Real-World Patient Retention and Satisfaction on Fingolimod Versus Platform Injectable Disease-Modifying Therapies in Early RRMS: Results from PREFERMS

Thursday, June 2, 2016
Exhibit Hall
Heidi Crayton, MD , MS Center of Greater Washington, Vienna, VA
Brian Steingo, MD , Sunrise Medical Group, Sunrise, FL
DeRen Huang, MD, PhD , Neurology and Neuroscience Associates, Akron, OH
Xiangyi Meng, PhD , Novartis Pharmaceuticals Corporation, East Hanover, NJ
Lesley Schofield, PhD , Novartis Pharmaceuticals Corporation, East Hanover, NJ
Kristen Johnson, PhD , Novartis Pharmaceuticals Corporation, East Hanover, NJ
Nadia Tenenbaum, MD , Novartis Pharmaceuticals Corporation, East Hanover, NJ
* on behalf of the PREFERMS investigators, **please delete** , **please delete**, **please delete**, NJ
Jeremy Bright, PhD , Oxford Pharmagenesis, Tubney, United Kingdom
Terence Smith, PhD , Oxford Pharmagenesis, Tubney, United Kingdom

Background: Suboptimal adherence to injectable disease-modifying therapy (iDMT) classes is well established. PREFERMS is the first large study of treatment retention with disease modifying therapies and other outcomes in patients with relapsing–remitting multiple sclerosis (RRMS).

Objectives: To examine therapeutic retention and satisfaction on fingolimod versus iDMTs in PREFERMS, a randomized, prospective real-world study of patients with early RRMS.

Methods: PREFERMS was a 12-month, phase 4, open-label, active-controlled, randomized, multicenter study. At enrollment, patients were treatment-naïve, or had received only one iDMT class (interferon beta or glatiramer acetate). Investigators selected an iDMT for each patient, before subjects were randomized (1:1) to fingolimod 0.5 mg or the selected iDMT. One treatment switch was allowed on study after a minimum 3 months of treatment, unless required by an adverse event. The primary endpoint was percent retained on randomized treatment. Treatment satisfaction was assessed for both randomized and switched populations, using the Medication Satisfaction Questionnaire (MSQ) at all assessments. Sample-size and power calculations were based on retention rates only.

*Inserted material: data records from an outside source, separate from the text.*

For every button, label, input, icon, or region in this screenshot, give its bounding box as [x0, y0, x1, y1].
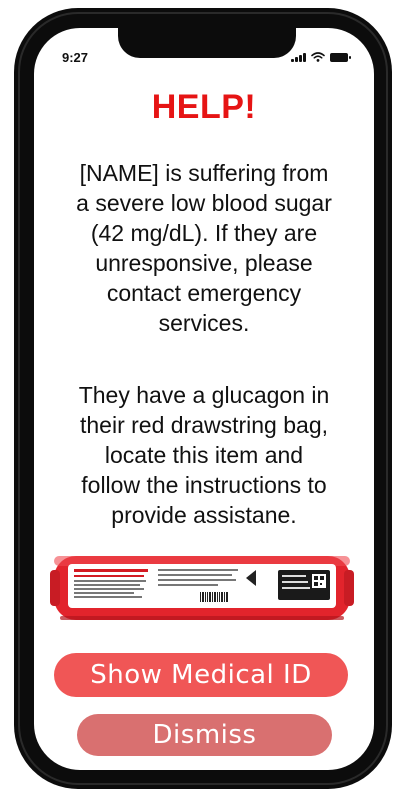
message-line: unresponsive, please [95, 250, 313, 276]
instruction-line: provide assistane. [111, 502, 297, 528]
phone-frame: 9:27 HELP! [NAME] is suffering from a se… [14, 8, 392, 789]
message-line: (42 mg/dL). If they are [90, 220, 318, 246]
instruction-line: their red drawstring bag, [79, 412, 328, 438]
alert-instructions: They have a glucagon in their red drawst… [44, 380, 364, 530]
phone-screen: 9:27 HELP! [NAME] is suffering from a se… [34, 28, 374, 770]
status-icons [291, 52, 351, 62]
message-line: a severe low blood sugar [76, 190, 332, 216]
message-line: contact emergency [106, 280, 302, 306]
cellular-signal-icon [291, 52, 306, 62]
instruction-line: They have a glucagon in [78, 382, 330, 408]
wifi-icon [311, 52, 325, 62]
instruction-line: follow the instructions to [81, 472, 327, 498]
glucagon-kit-image [50, 556, 354, 620]
message-line: services. [158, 310, 250, 336]
status-time: 9:27 [62, 50, 89, 65]
show-medical-id-button[interactable]: Show Medical ID [54, 653, 348, 697]
notch [118, 28, 296, 58]
dismiss-button[interactable]: Dismiss [77, 714, 332, 756]
instruction-line: locate this item and [104, 442, 304, 468]
message-line: [NAME] is suffering from [79, 160, 329, 186]
alert-message: [NAME] is suffering from a severe low bl… [44, 158, 364, 338]
battery-icon [330, 52, 351, 62]
alert-title: HELP! [151, 88, 257, 126]
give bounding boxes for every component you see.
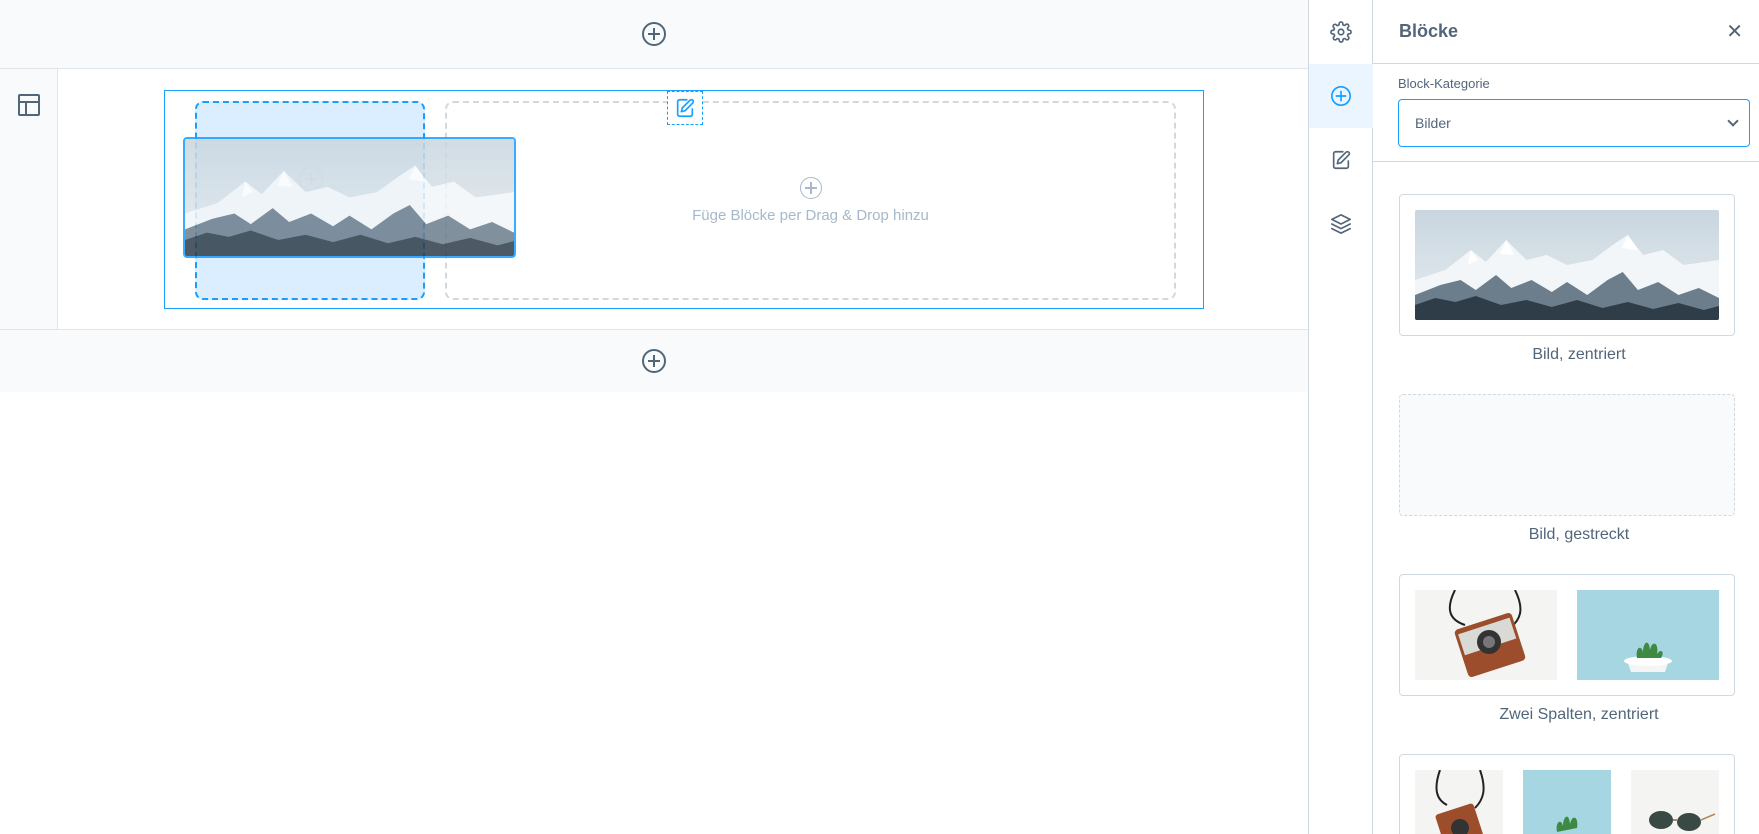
plant-thumbnail	[1577, 590, 1719, 680]
rail-layers[interactable]	[1309, 192, 1373, 256]
plus-circle-icon	[1331, 86, 1351, 106]
section-sidebar	[0, 69, 58, 329]
gear-icon	[1330, 21, 1352, 43]
add-section-top-icon[interactable]	[642, 22, 666, 46]
block-label: Zwei Spalten, zentriert	[1499, 706, 1659, 723]
edit-icon	[1332, 150, 1351, 170]
block-card-image-centered[interactable]	[1399, 194, 1735, 336]
camera-thumbnail	[1415, 770, 1503, 834]
panel-title: Blöcke	[1399, 21, 1459, 41]
block-label: Bild, zentriert	[1532, 346, 1626, 363]
canvas-empty-area	[0, 392, 1308, 834]
drop-hint-text: Füge Blöcke per Drag & Drop hinzu	[692, 207, 929, 224]
mountain-thumbnail	[1415, 210, 1719, 320]
sunglasses-thumbnail	[1631, 770, 1719, 834]
dragged-image-preview[interactable]	[183, 137, 516, 258]
block-edit-icon[interactable]	[667, 91, 703, 125]
block-card-three-columns[interactable]	[1399, 754, 1735, 834]
category-select[interactable]: Bilder	[1398, 99, 1750, 147]
layers-icon	[1331, 214, 1351, 234]
content-section: Füge Blöcke per Drag & Drop hinzu	[0, 68, 1308, 330]
block-card-image-stretched[interactable]	[1399, 394, 1735, 516]
right-slot-plus-icon	[799, 177, 822, 199]
add-section-top-area	[0, 0, 1308, 68]
panel-header: Blöcke ✕	[1373, 0, 1759, 64]
close-icon[interactable]: ✕	[1726, 19, 1743, 44]
add-section-bottom-area	[0, 330, 1308, 392]
sidebar-rail	[1308, 0, 1373, 834]
category-select-value: Bilder	[1415, 115, 1451, 131]
block-list: Bild, zentriert Bild, gestreckt Zwei Spa…	[1373, 162, 1759, 834]
selected-block[interactable]: Füge Blöcke per Drag & Drop hinzu	[164, 90, 1204, 309]
rail-add-blocks[interactable]	[1309, 64, 1373, 128]
rail-edit[interactable]	[1309, 128, 1373, 192]
editor-canvas: Füge Blöcke per Drag & Drop hinzu	[0, 0, 1308, 834]
add-section-bottom-icon[interactable]	[642, 349, 666, 373]
category-area: Block-Kategorie Bilder	[1373, 64, 1759, 162]
right-slot-dropzone[interactable]: Füge Blöcke per Drag & Drop hinzu	[445, 101, 1176, 300]
blocks-panel: Blöcke ✕ Block-Kategorie Bilder Bild, ze…	[1373, 0, 1759, 834]
plant-thumbnail	[1523, 770, 1611, 834]
block-label: Bild, gestreckt	[1528, 526, 1630, 543]
chevron-down-icon	[1727, 115, 1739, 127]
category-label: Block-Kategorie	[1398, 76, 1490, 91]
section-layout-icon[interactable]	[18, 94, 40, 116]
rail-settings[interactable]	[1309, 0, 1373, 64]
camera-thumbnail	[1415, 590, 1557, 680]
block-card-two-columns[interactable]	[1399, 574, 1735, 696]
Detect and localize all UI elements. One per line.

Results: 875 patients were randomized (fingolimod, n=436; iDMT, n=439). At baseline, mean time since diagnosis was 4.3 years, Expanded Disability Status Scale score was 2.4 and treatment-group characteristics were similar. Among 861 patients (98.4%) who completed the study (full analysis set), significantly more completed on fingolimod than on iDMT (352 [81.3%] vs 125 [29.2%]; p<0.001); 254 patients switched from iDMT to fingolimod, and 28 to iDMT. Patients receiving fingolimod experienced greater treatment satisfaction at all assessments than those on iDMT (p<0.001). Among those who switched, satisfaction levels increased with fingolimod versus iDMTs (p<0.05 at months 6, 9 and last assessment). After treatment switch, fewer patients discontinued fingolimod (5 [1.1%]) than iDMT (43 [9.8%]).

Conclusions: The advantages of fingolimod over iDMTs in patient retention and treatment satisfaction support use of fingolimod in patients with early RRMS in the real world.